We've just taken another step toward comprehending enormous magnetar explosions.
For the first time, a group of international researchers was able to measure oscillations in the brightness of a magnetar during its most violent moments.
This was a brutal moment in time indeed, as in less than a tenth of a second, the magnetar expelled energy equivalent to that created by the sun in 100,000 years!
Why you should know about magnetars (and why they're scary)
A magnetar is a rare form of neutron star distinguished by an extremely powerful magnetic field. Its field is about 1,000 times stronger than that of a regular neutron star — a trillion times greater than that of the Earth! We only know about 30 of these objects, since detecting them is a difficult task for our current technologies. While they are known to suffer violent eruptions, we know relatively little due to their unexpected nature and their short duration time of barely tenths of a second.
For the past two decades, scientists have been wondering whether magnetars have high-frequency oscillations. In the latest study, which was conducted by six researchers from the University of Valencia and Spanish collaborators and published in the journal Nature, an observation of a magnetar's brightness during one of its most violent times was carried out without the need for human intervention, thanks to an artificial intelligence system built at the Image Processing Laboratory (IPL) of the University of Valencia (UV).

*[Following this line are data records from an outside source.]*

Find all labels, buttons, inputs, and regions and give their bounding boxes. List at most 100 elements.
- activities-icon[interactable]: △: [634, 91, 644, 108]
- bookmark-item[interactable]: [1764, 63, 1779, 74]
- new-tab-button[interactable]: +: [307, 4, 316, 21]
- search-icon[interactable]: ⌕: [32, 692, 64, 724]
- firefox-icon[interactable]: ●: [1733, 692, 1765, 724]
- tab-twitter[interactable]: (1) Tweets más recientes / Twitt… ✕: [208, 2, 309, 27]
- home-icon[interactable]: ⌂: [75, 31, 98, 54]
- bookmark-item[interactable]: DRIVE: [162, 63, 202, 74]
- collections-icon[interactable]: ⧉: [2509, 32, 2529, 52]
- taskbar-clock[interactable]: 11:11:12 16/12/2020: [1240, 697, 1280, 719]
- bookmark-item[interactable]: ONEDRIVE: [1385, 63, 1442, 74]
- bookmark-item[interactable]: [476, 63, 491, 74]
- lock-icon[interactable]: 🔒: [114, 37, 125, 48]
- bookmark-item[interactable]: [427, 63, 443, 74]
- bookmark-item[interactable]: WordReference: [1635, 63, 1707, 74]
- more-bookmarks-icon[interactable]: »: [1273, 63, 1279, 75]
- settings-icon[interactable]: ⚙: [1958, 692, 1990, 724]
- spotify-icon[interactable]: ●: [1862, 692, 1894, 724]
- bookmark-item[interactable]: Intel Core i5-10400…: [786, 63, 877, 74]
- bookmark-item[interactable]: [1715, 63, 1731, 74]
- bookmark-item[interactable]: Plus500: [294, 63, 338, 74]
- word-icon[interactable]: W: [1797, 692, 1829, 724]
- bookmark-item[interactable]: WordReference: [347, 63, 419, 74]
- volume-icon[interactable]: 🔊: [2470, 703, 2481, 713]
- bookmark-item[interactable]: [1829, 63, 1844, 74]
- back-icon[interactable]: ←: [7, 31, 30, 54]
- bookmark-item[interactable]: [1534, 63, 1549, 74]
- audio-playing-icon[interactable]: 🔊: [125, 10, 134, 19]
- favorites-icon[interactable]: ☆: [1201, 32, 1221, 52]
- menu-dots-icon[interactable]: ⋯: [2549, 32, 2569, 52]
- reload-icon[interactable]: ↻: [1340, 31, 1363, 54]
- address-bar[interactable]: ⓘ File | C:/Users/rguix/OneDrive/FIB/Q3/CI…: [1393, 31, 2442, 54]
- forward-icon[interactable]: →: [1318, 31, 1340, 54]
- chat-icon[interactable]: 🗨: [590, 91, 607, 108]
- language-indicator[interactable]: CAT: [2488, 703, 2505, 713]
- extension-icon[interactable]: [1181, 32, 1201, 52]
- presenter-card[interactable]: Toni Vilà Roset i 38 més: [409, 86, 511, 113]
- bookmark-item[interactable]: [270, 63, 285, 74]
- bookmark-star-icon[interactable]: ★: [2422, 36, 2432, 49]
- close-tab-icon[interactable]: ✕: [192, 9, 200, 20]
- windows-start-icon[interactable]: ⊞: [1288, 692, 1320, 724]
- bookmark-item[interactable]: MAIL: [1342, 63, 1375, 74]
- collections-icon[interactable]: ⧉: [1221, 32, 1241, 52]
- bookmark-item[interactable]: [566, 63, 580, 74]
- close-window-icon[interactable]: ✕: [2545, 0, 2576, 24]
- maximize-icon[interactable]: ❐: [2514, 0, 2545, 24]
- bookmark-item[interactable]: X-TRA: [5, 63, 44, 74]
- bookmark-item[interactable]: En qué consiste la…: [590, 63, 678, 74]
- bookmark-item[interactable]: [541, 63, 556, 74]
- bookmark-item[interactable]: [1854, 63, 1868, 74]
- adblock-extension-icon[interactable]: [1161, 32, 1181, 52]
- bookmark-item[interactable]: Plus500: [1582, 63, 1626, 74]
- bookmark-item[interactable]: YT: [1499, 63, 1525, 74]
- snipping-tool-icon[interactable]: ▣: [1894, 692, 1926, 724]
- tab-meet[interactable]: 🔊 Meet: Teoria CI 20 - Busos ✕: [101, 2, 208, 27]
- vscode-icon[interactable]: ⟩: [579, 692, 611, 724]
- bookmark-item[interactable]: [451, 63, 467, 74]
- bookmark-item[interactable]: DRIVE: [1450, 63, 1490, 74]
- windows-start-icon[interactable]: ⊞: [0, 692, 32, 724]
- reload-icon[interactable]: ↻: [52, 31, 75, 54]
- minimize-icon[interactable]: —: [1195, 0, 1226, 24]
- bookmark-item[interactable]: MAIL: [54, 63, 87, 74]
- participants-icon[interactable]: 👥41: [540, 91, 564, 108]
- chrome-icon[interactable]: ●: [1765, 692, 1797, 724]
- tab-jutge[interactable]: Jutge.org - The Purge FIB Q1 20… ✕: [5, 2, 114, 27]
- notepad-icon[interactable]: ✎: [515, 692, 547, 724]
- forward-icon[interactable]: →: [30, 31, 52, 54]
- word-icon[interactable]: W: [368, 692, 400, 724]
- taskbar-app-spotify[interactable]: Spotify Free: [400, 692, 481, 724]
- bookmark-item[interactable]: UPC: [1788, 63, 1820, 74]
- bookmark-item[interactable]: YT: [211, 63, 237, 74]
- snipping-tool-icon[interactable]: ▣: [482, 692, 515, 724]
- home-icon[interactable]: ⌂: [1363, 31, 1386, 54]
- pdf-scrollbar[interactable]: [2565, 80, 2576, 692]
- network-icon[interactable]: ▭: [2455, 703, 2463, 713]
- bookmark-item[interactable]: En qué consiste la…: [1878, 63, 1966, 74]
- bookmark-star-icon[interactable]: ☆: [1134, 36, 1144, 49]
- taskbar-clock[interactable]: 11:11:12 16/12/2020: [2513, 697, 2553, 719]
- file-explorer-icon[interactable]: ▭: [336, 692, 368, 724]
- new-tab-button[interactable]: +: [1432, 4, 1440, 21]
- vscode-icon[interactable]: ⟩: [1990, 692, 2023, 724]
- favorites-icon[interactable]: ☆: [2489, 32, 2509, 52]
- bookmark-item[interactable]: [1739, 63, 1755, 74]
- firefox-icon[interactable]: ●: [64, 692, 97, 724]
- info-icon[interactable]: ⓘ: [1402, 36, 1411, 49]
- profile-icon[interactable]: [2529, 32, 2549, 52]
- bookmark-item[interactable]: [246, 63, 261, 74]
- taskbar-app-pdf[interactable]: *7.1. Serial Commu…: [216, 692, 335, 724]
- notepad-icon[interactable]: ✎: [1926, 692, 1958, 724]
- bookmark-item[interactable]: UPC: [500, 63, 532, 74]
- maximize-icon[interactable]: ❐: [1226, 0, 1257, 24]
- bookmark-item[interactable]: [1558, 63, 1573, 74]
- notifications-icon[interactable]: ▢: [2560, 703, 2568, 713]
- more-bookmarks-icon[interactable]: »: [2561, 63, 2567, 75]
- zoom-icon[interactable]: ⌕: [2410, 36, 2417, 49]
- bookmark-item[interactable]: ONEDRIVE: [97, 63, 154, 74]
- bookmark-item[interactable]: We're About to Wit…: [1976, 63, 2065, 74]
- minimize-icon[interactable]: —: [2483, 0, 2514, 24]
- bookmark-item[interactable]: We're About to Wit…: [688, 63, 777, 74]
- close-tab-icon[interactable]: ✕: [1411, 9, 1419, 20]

"The explosion of the magnetar, which lasted approximately a 10th of a second, was discovered on April 15, 2020, in the midst of the pandemic," explained co-author Víctor Reglero, professor of Astronomy and Astrophysics at the UV, in a press release. The eruption was detected by the Atmosphere Space Interactions Monitor (ASIM) instrument, which is currently on the International Space Station (ISS), and Reglero is one of its architects. "Since then we have developed very intense data analysis work, since it was a 10 ** 16 Gauss neutron star and located in another galaxy. A true cosmic monster," he added.
The oscillations recorded in the eruption were found to be consistent with the emission produced by the interplay of Alfvén waves, the energy of which is rapidly absorbed by the crust. The magnetic reconnection process and the pulses identified in GRB2001415 finished in a few milliseconds, fading 3.5 milliseconds after the main burst.
This analysis has allowed researchers to estimate that the volume of the eruption was comparable to, if not bigger than, the volume of the neutron star itself.
"Even in an inactive state, magnetars can be 100,000 times more luminous than our sun, but in the case of the flash that we have studied—GRB2001415—the energy that was released is equivalent to that which our sun radiates in 100,000 years," explained lead researcher Alberto J. Castro-Tirado, from the IAA-CSIC.
We're still not sure what makes magnetars so scarily magnetic, but this discovery adds to our understanding of magnetars, and ongoing observations in nearby galaxies will aid in our comprehension of this phenomenon, as will a better understanding of fast radio bursts, which are currently one of astronomy's most puzzling occurrences.